No. Lindy wouldn’t do that to me, would she? And there was no way I could turn my back on her now. It might have been me, six years ago, with
no money and a baby to feed.
“There must be someplace safe,” I said, “where you could leave Jade until you get back on your feet.”
She shook her head. “Not since my mother died. You remember how close they were? My mom and dad?”
I nodded as I shifted and passed a lumbering truck going fifteen miles an hour.
“Well, I always thought she couldn’t live without him,” Lindy said bitterly. “And of course she had to go bonkers and prove me right.”
“I’m so sorry, Lindy.” I remembered that Lindy had always felt like an outsider in her own family. Her parents were so involved with each other, they barely noticed her. Now that I thought about it, that might have been why Lindy had always looked for attention and affection to a greater degree than most of us.
“Aren’t there any other friends you can ask to take care of Jade?” I asked.
“Not really,” she said, her tone one of misery. “That’s why I came to you, Mary Beth. My other friends from school? They gave up on me after I married Roger. He has a way, you know, of cutting people off. Like he really wants me all to himself? But he doesn’t, so I don’t know why he bothers.”
“Lindy,” I said in as firm a voice as I could muster, “the way I see it, Jade is your first priority. You’ve got to get her out of there and to a good doctor.”
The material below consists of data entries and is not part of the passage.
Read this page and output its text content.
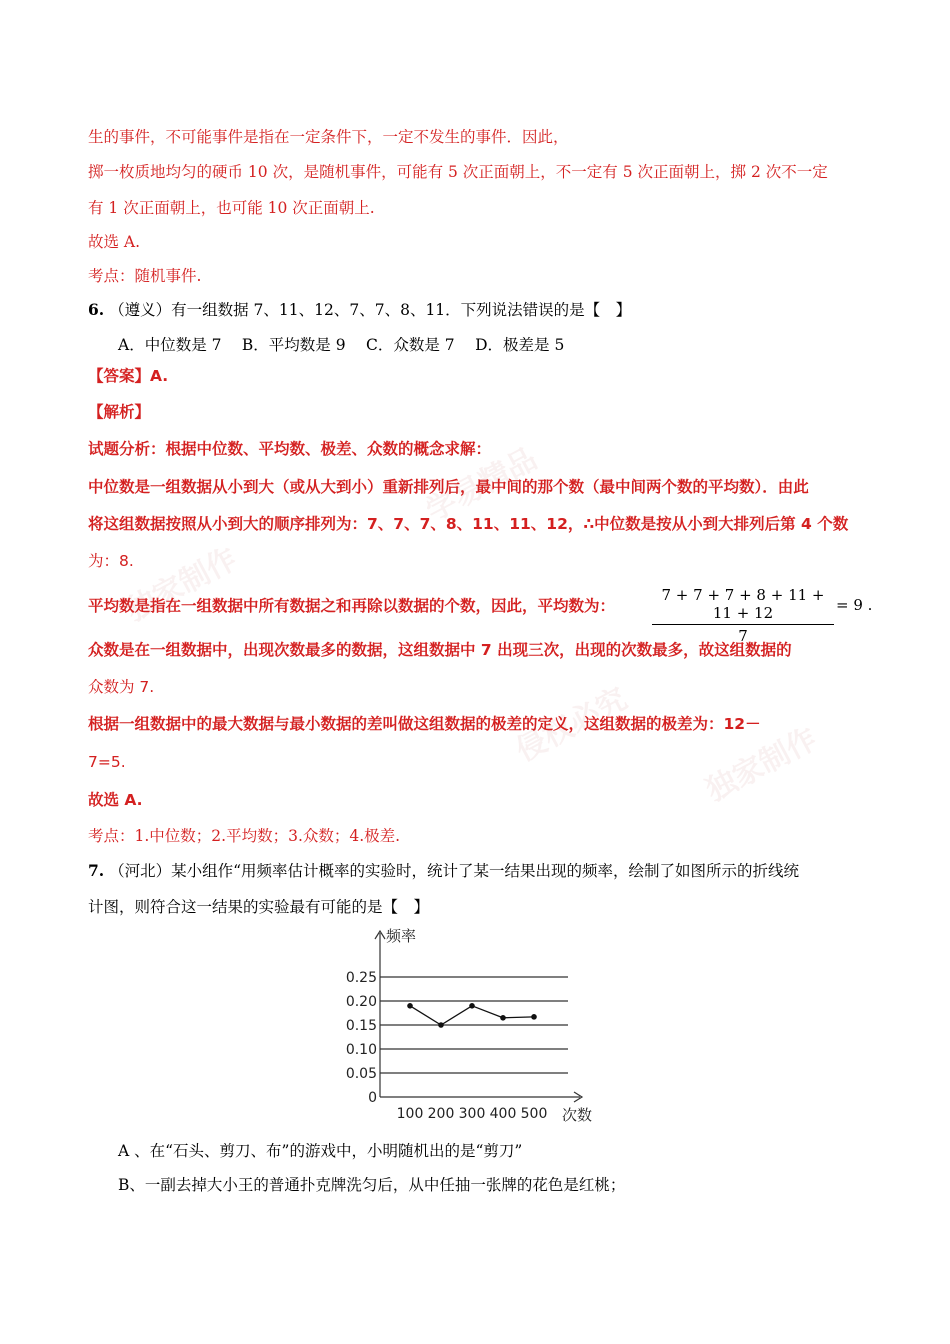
学易精品
独家制作
侵权必究 独家制作
生的事件，不可能事件是指在一定条件下，一定不发生的事件．因此，
掷一枚质地均匀的硬币 10 次，是随机事件，可能有 5 次正面朝上，不一定有 5 次正面朝上，掷 2 次不一定
有 1 次正面朝上，也可能 10 次正面朝上.
故选 A.
考点：随机事件.
6. （遵义）有一组数据 7、11、12、7、7、8、11．下列说法错误的是【　】
A．中位数是 7　 B．平均数是 9　 C．众数是 7　 D．极差是 5
【答案】A.
【解析】
试题分析：根据中位数、平均数、极差、众数的概念求解：
中位数是一组数据从小到大（或从大到小）重新排列后，最中间的那个数（最中间两个数的平均数）．由此
将这组数据按照从小到大的顺序排列为：7、7、7、8、11、11、12，∴中位数是按从小到大排列后第 4 个数
为：8.
平均数是指在一组数据中所有数据之和再除以数据的个数，因此，平均数为： $\frac{7 + 7 + 7 + 8 + 11 + 11 + 12}{7} = 9$ .
众数是在一组数据中，出现次数最多的数据，这组数据中 7 出现三次，出现的次数最多，故这组数据的
众数为 7.
根据一组数据中的最大数据与最小数据的差叫做这组数据的极差的定义，这组数据的极差为：12－
7=5.
故选 A.
考点：1.中位数；2.平均数；3.众数；4.极差.
7. （河北）某小组作“用频率估计概率的实验时，统计了某一结果出现的频率，绘制了如图所示的折线统
计图，则符合这一结果的实验最有可能的是【　】
0
0.05
0.10
0.15
0.20
0.25
100 200 300 400 500
频率
次数
A 、在“石头、剪刀、布”的游戏中，小明随机出的是“剪刀”
B、一副去掉大小王的普通扑克牌洗匀后，从中任抽一张牌的花色是红桃；
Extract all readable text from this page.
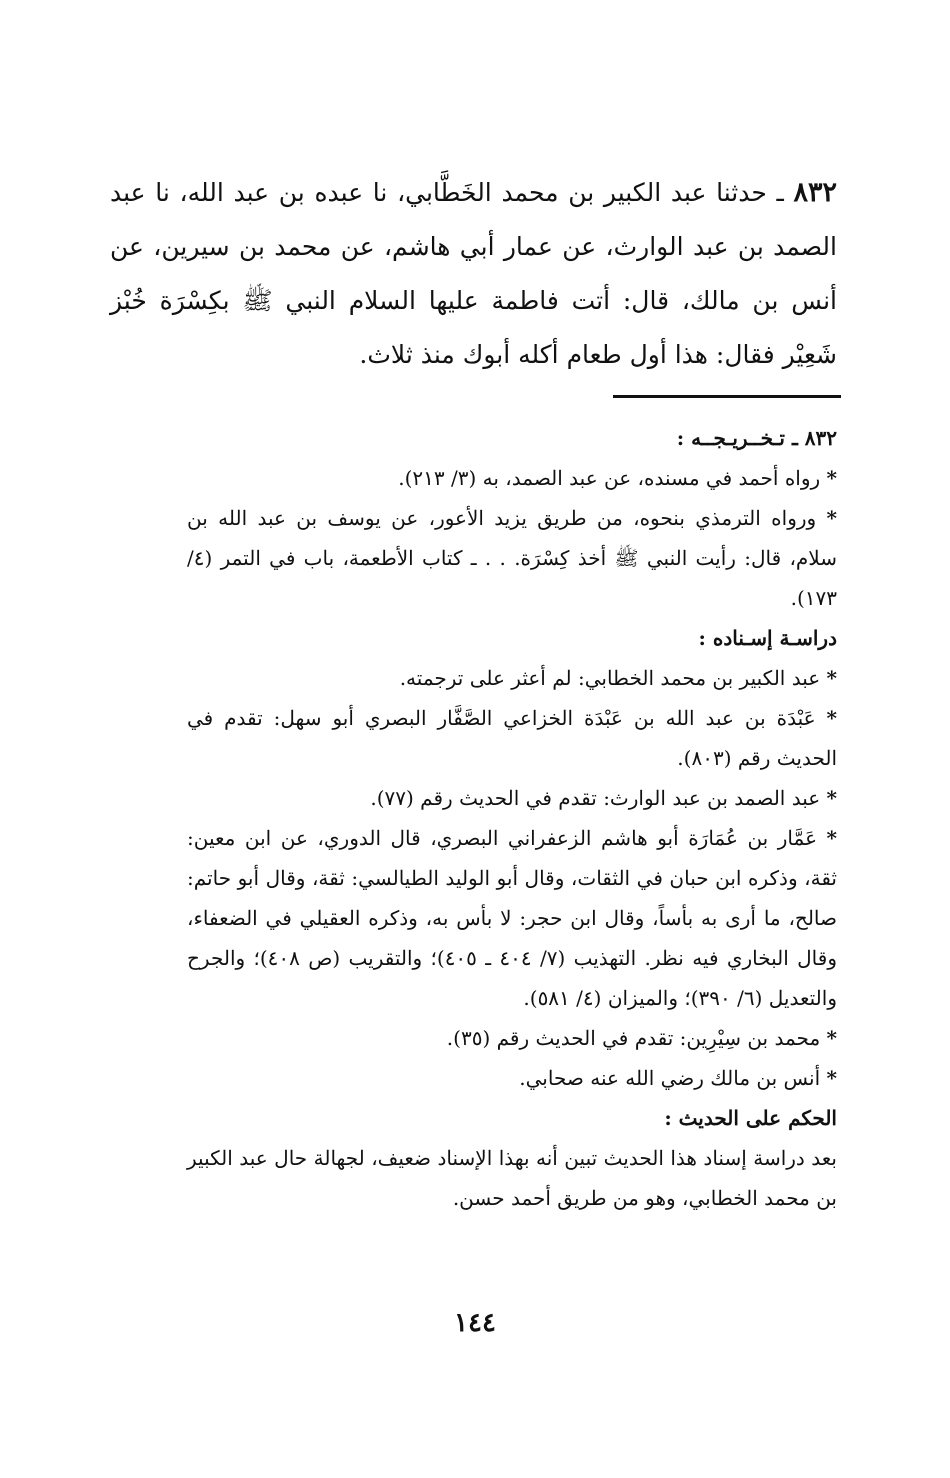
٨٣٢ ـ حدثنا عبد الكبير بن محمد الخَطَّابي، نا عبده بن عبد الله، نا عبد الصمد بن عبد الوارث، عن عمار أبي هاشم، عن محمد بن سيرين، عن أنس بن مالك، قال: أتت فاطمة عليها السلام النبي ﷺ بكِسْرَة خُبْز شَعِيْر فقال: هذا أول طعام أكله أبوك منذ ثلاث.

٨٣٢ ـ تـخــريـجــه :

* رواه أحمد في مسنده، عن عبد الصمد، به (٣/ ٢١٣).

* ورواه الترمذي بنحوه، من طريق يزيد الأعور، عن يوسف بن عبد الله بن سلام، قال: رأيت النبي ﷺ أخذ كِسْرَة. . . ـ كتاب الأطعمة، باب في التمر (٤/ ١٧٣).

دراسـة إسـناده :

* عبد الكبير بن محمد الخطابي: لم أعثر على ترجمته.

* عَبْدَة بن عبد الله بن عَبْدَة الخزاعي الصَّفَّار البصري أبو سهل: تقدم في الحديث رقم (٨٠٣).

* عبد الصمد بن عبد الوارث: تقدم في الحديث رقم (٧٧).

* عَمَّار بن عُمَارَة أبو هاشم الزعفراني البصري، قال الدوري، عن ابن معين: ثقة، وذكره ابن حبان في الثقات، وقال أبو الوليد الطيالسي: ثقة، وقال أبو حاتم: صالح، ما أرى به بأساً، وقال ابن حجر: لا بأس به، وذكره العقيلي في الضعفاء، وقال البخاري فيه نظر. التهذيب (٧/ ٤٠٤ ـ ٤٠٥)؛ والتقريب (ص ٤٠٨)؛ والجرح والتعديل (٦/ ٣٩٠)؛ والميزان (٤/ ٥٨١).

* محمد بن سِيْرِين: تقدم في الحديث رقم (٣٥).

* أنس بن مالك رضي الله عنه صحابي.

الحكم على الحديث :

بعد دراسة إسناد هذا الحديث تبين أنه بهذا الإسناد ضعيف، لجهالة حال عبد الكبير بن محمد الخطابي، وهو من طريق أحمد حسن.

١٤٤
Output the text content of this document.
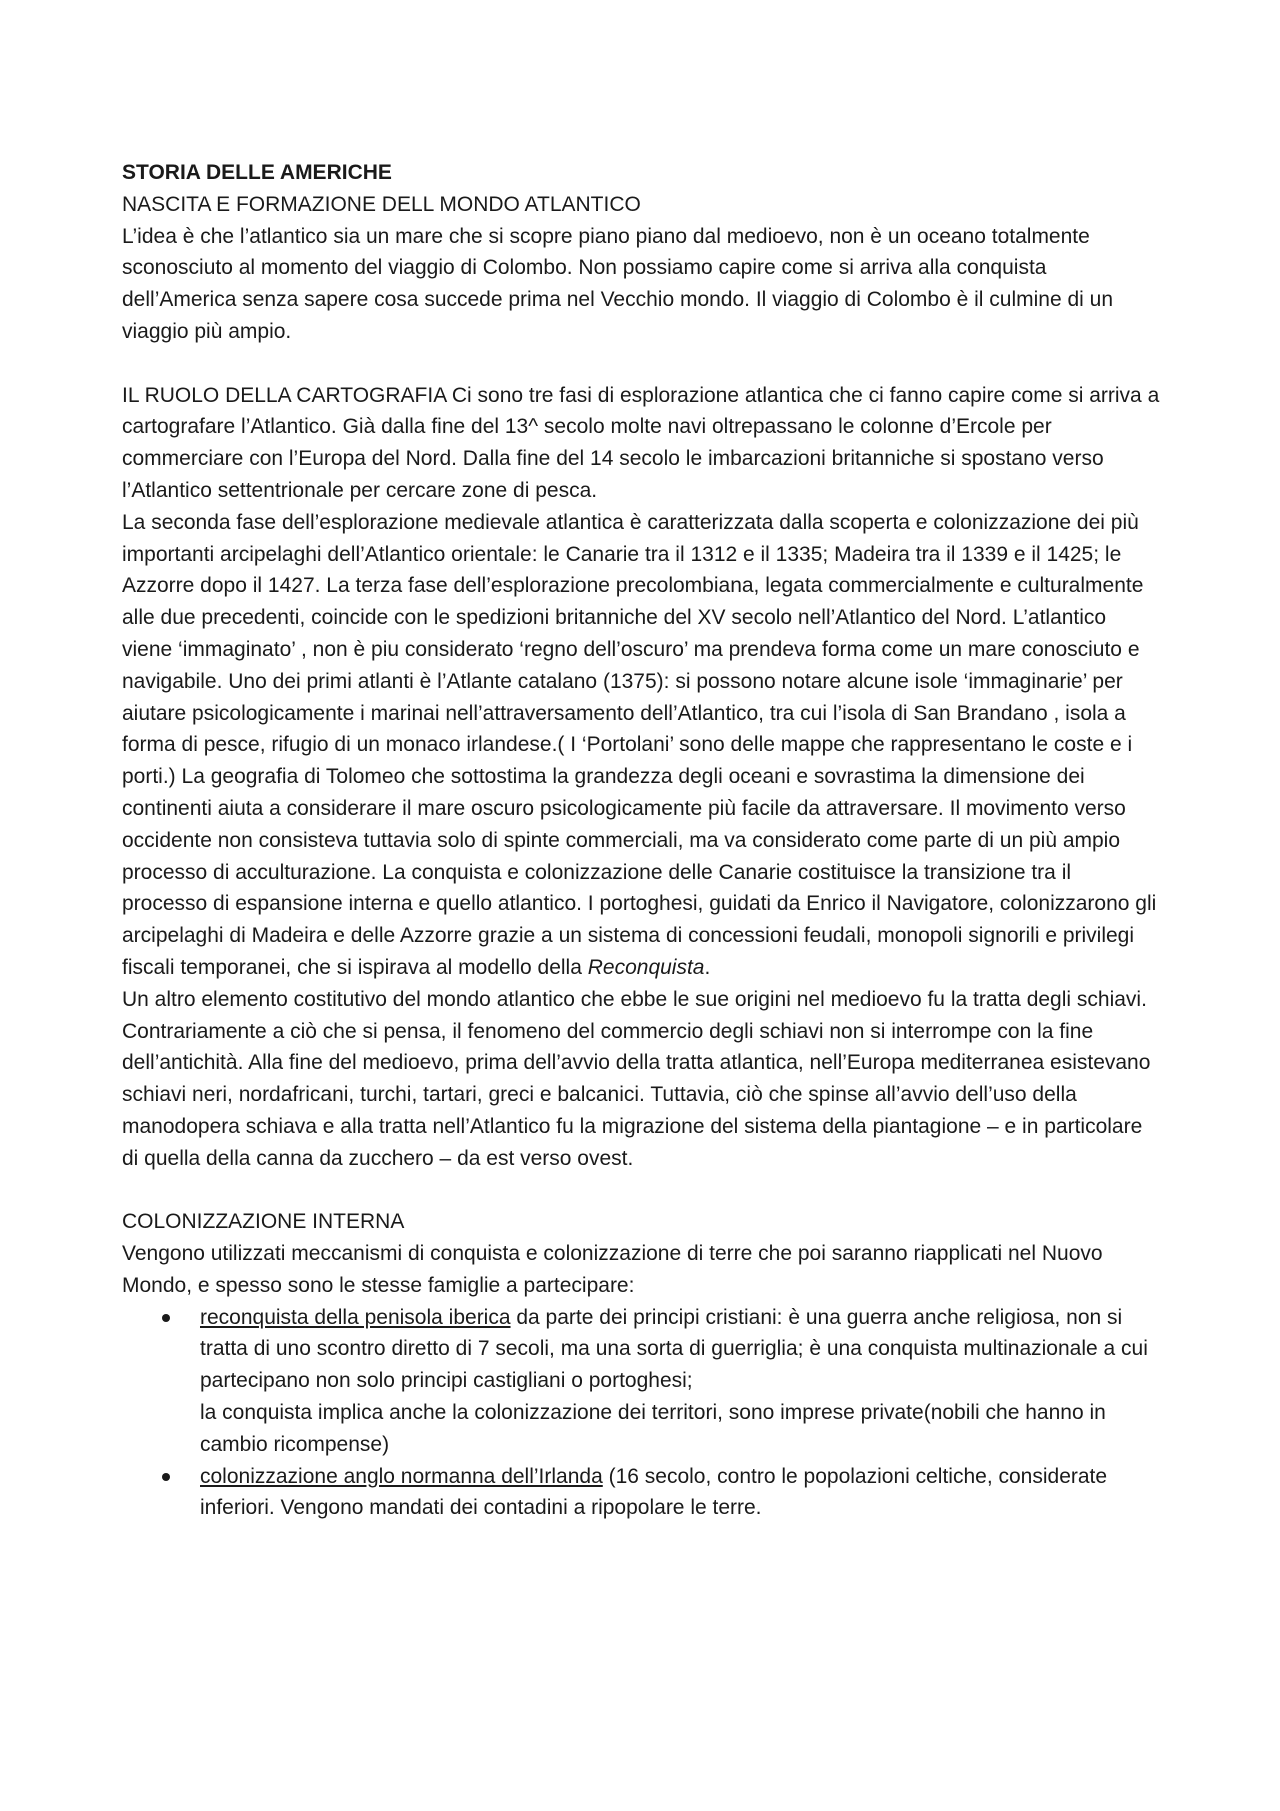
STORIA DELLE AMERICHE

NASCITA E FORMAZIONE DELL MONDO ATLANTICO

L’idea è che l’atlantico sia un mare che si scopre piano piano dal medioevo, non è un oceano totalmente sconosciuto al momento del viaggio di Colombo. Non possiamo capire come si arriva alla conquista dell’America senza sapere cosa succede prima nel Vecchio mondo. Il viaggio di Colombo è il culmine di un viaggio più ampio.

IL RUOLO DELLA CARTOGRAFIA Ci sono tre fasi di esplorazione atlantica che ci fanno capire come si arriva a cartografare l’Atlantico. Già dalla fine del 13^ secolo molte navi oltrepassano le colonne d’Ercole per commerciare con l’Europa del Nord. Dalla fine del 14 secolo le imbarcazioni britanniche si spostano verso l’Atlantico settentrionale per cercare zone di pesca.

La seconda fase dell’esplorazione medievale atlantica è caratterizzata dalla scoperta e colonizzazione dei più importanti arcipelaghi dell’Atlantico orientale: le Canarie tra il 1312 e il 1335; Madeira tra il 1339 e il 1425; le Azzorre dopo il 1427. La terza fase dell’esplorazione precolombiana, legata commercialmente e culturalmente alle due precedenti, coincide con le spedizioni britanniche del XV secolo nell’Atlantico del Nord. L’atlantico viene ‘immaginato’ , non è piu considerato ‘regno dell’oscuro’ ma prendeva forma come un mare conosciuto e navigabile. Uno dei primi atlanti è l’Atlante catalano (1375): si possono notare alcune isole ‘immaginarie’ per aiutare psicologicamente i marinai nell’attraversamento dell’Atlantico, tra cui l’isola di San Brandano , isola a forma di pesce, rifugio di un monaco irlandese.( I ‘Portolani’ sono delle mappe che rappresentano le coste e i porti.) La geografia di Tolomeo che sottostima la grandezza degli oceani e sovrastima la dimensione dei continenti aiuta a considerare il mare oscuro psicologicamente più facile da attraversare. Il movimento verso occidente non consisteva tuttavia solo di spinte commerciali, ma va considerato come parte di un più ampio processo di acculturazione. La conquista e colonizzazione delle Canarie costituisce la transizione tra il processo di espansione interna e quello atlantico. I portoghesi, guidati da Enrico il Navigatore, colonizzarono gli arcipelaghi di Madeira e delle Azzorre grazie a un sistema di concessioni feudali, monopoli signorili e privilegi fiscali temporanei, che si ispirava al modello della Reconquista.

Un altro elemento costitutivo del mondo atlantico che ebbe le sue origini nel medioevo fu la tratta degli schiavi. Contrariamente a ciò che si pensa, il fenomeno del commercio degli schiavi non si interrompe con la fine dell’antichità. Alla fine del medioevo, prima dell’avvio della tratta atlantica, nell’Europa mediterranea esistevano schiavi neri, nordafricani, turchi, tartari, greci e balcanici. Tuttavia, ciò che spinse all’avvio dell’uso della manodopera schiava e alla tratta nell’Atlantico fu la migrazione del sistema della piantagione – e in particolare di quella della canna da zucchero – da est verso ovest.

COLONIZZAZIONE INTERNA

Vengono utilizzati meccanismi di conquista e colonizzazione di terre che poi saranno riapplicati nel Nuovo Mondo, e spesso sono le stesse famiglie a partecipare:

reconquista della penisola iberica da parte dei principi cristiani: è una guerra anche religiosa, non si tratta di uno scontro diretto di 7 secoli, ma una sorta di guerriglia; è una conquista multinazionale a cui partecipano non solo principi castigliani o portoghesi;
la conquista implica anche la colonizzazione dei territori, sono imprese private(nobili che hanno in cambio ricompense)
colonizzazione anglo normanna dell’Irlanda (16 secolo, contro le popolazioni celtiche, considerate inferiori. Vengono mandati dei contadini a ripopolare le terre.
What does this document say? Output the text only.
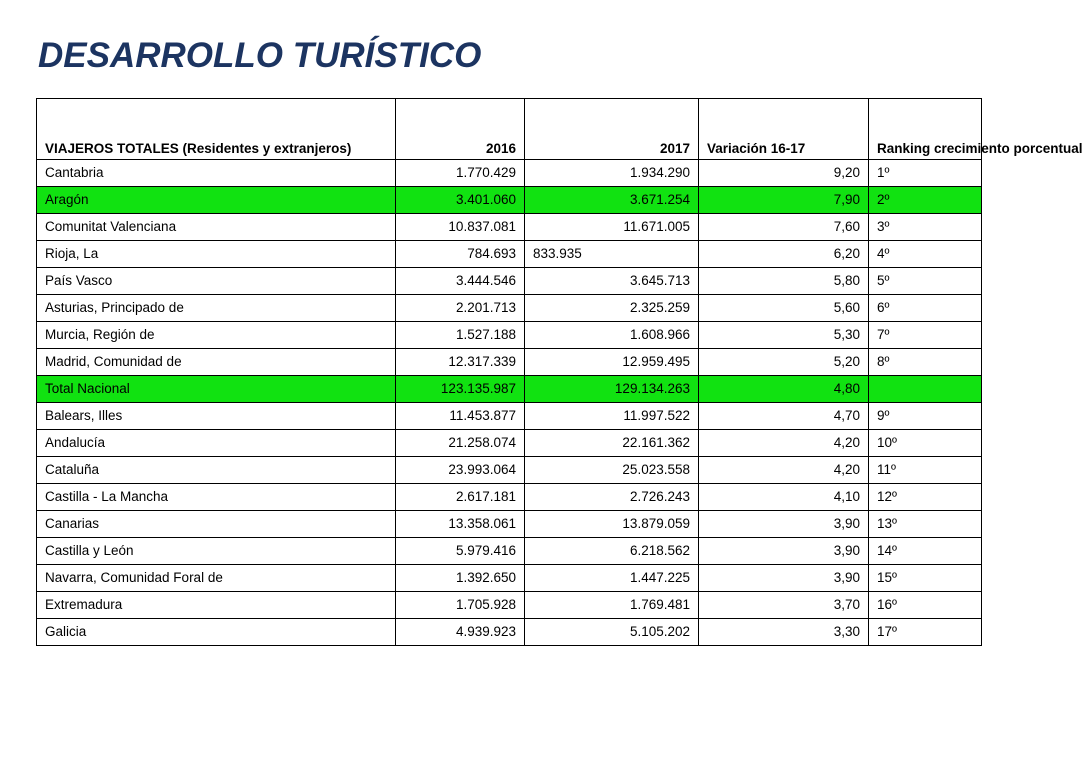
DESARROLLO TURÍSTICO
VIAJEROS TOTALES (Residentes y extranjeros)	2016	2017	Variación 16-17	Ranking crecimiento porcentual
Cantabria	1.770.429	1.934.290	9,20	1º
Aragón	3.401.060	3.671.254	7,90	2º
Comunitat Valenciana	10.837.081	11.671.005	7,60	3º
Rioja, La	784.693	833.935	6,20	4º
País Vasco	3.444.546	3.645.713	5,80	5º
Asturias, Principado de	2.201.713	2.325.259	5,60	6º
Murcia, Región de	1.527.188	1.608.966	5,30	7º
Madrid, Comunidad de	12.317.339	12.959.495	5,20	8º
Total Nacional	123.135.987	129.134.263	4,80	
Balears, Illes	11.453.877	11.997.522	4,70	9º
Andalucía	21.258.074	22.161.362	4,20	10º
Cataluña	23.993.064	25.023.558	4,20	11º
Castilla - La Mancha	2.617.181	2.726.243	4,10	12º
Canarias	13.358.061	13.879.059	3,90	13º
Castilla y León	5.979.416	6.218.562	3,90	14º
Navarra, Comunidad Foral de	1.392.650	1.447.225	3,90	15º
Extremadura	1.705.928	1.769.481	3,70	16º
Galicia	4.939.923	5.105.202	3,30	17º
“I told you, I don’t have any money for a lawyer, Mary Beth. Criminy, haven’t you been listening? Stupid me, I even left my checking account in just his name. You know how it is when you’re young and in love. You think the other person would never do a thing to hurt you, so you don’t take steps to protect yourself.”
I was about to reverse my opinion about Lindy’s lack of airheadedness. Any woman these days who doesn’t protect herself financially is a fool.
To be fair, though, Lindy wasn’t entirely at fault. She’d followed a Trent family recipe, handed down through generations: Lasso a rich man, let him take care of you, and you’ll never be without.
Unfortunately for my old friend, times had changed since that recipe worked. Women who counted on men to take care of them these days were often in for a big surprise, and not a pleasant one.